Kilkanaście lat później

            Smok przemknął ze świstem ponad chmurami, zakołował i wzbił się jeszcze wyżej, w stronę zimowego, prawie białego słońca. Powietrze była tak lodowate, że niemal zamrażało płuca od środka. Chłopiec na jego grzbiecie kulił się, zmarznięty, coraz mocniej opatulając się brązowym, ogromnym futrem. Oddychał głęboko, czując, że im wyżej się wznosi, tym większy ogarnia go spokój. Dookoła była tylko lodowata błękitno-biała pustka, a gdzieś na horyzoncie jarzące koło tak ogromne, że mogłoby pochłonąć jego, smoka i całą niezmierzoną wodę.
            Czkawka westchnął cicho i pomyślał, że to najpiękniejsze miejsce na ziemi.
            Smok chuchnął gorącym powietrzem i zapikował w dół tak mocno, że hełm prawie spadł z głowy chłopca. Pędził z oszałamiającą prędkością, jakby przekroczył wszelkie granice i pokonał wszelkie ograniczenia. Jeszcze chwila i roztrzaskałby się o ostre, morskie skały. W ostatnim momencie poderwał się i wyrównał lot, unosząc się tuż nad wodą.
            - Nie szarżuj tak, staruszku – zachichotał Czkawka, na co smok tylko prychnął i wypuścił kolejny obłąk gorącego, gryzącego dymu. Chłopiec odważył się puścić łuski smoka i odchylił delikatnie do tyłu, patrząc na skrzącą się powierzchnię wody. Wśród lodowych odłamków pływały srebrzyste rybki, tak małe, że ledwo je mógł je dostrzec. Miał wrażenie, że niektóre patrzą na niego swoimi rybimi, apatycznymi ślepiami bez wyrazu.

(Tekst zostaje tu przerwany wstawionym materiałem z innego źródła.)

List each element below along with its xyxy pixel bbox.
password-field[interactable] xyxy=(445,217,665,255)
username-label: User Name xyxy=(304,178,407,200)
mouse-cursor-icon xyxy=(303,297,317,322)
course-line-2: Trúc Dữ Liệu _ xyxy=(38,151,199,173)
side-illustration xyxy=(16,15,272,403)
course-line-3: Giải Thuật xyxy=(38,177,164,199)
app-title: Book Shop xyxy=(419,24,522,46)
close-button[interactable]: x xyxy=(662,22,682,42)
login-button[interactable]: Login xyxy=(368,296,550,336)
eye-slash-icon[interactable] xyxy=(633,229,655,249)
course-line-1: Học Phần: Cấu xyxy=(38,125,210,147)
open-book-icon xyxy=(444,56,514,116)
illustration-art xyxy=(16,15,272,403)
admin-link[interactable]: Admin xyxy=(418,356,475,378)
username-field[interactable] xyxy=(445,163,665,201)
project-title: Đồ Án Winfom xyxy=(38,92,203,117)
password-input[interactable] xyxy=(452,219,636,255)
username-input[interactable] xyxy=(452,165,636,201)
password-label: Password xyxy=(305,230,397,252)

            Latanie było prawdziwą w o l n o ś c i ą. Nagle przestawał istnieć cały świat, pozostawał tylko on i ogromny, niepokonany smok. Mógł przemierzyć cały ocean, mógł znaleźć się w każdym miejscu, mógł odkryć to, co dla innych  pozostawało jedynie marzeniem. Patrzył na ziemię z góry, był nagle kimś wyjątkowym, kimś ponad, kimś, kto może wszystko.
            Smok skręcił w lewo i podleciał w stronę skalistej, surowej wyspy. Czkawka niechętnie przypatrywał się kamienistemu brzegowi, o który z hukiem rozbijały się spienione fale. Znalazłby dziesięć tysięcy milszych miejsc na odpoczynek, ale smok najwyraźniej był już zmęczony lotem.
            Chłopiec zsunął się z grzbietu i ostrożnie postawił nogę na wyślizganych, wilgotnych skałach. Wyspa była malutka. Zdążyłby ją obejść w dwadzieścia minut, może nawet mniej. Z jednego brzegu widział drugi kraniec, a dookoła ani skrawka zieleni. Same skały, wyzierające z morza jak zęby.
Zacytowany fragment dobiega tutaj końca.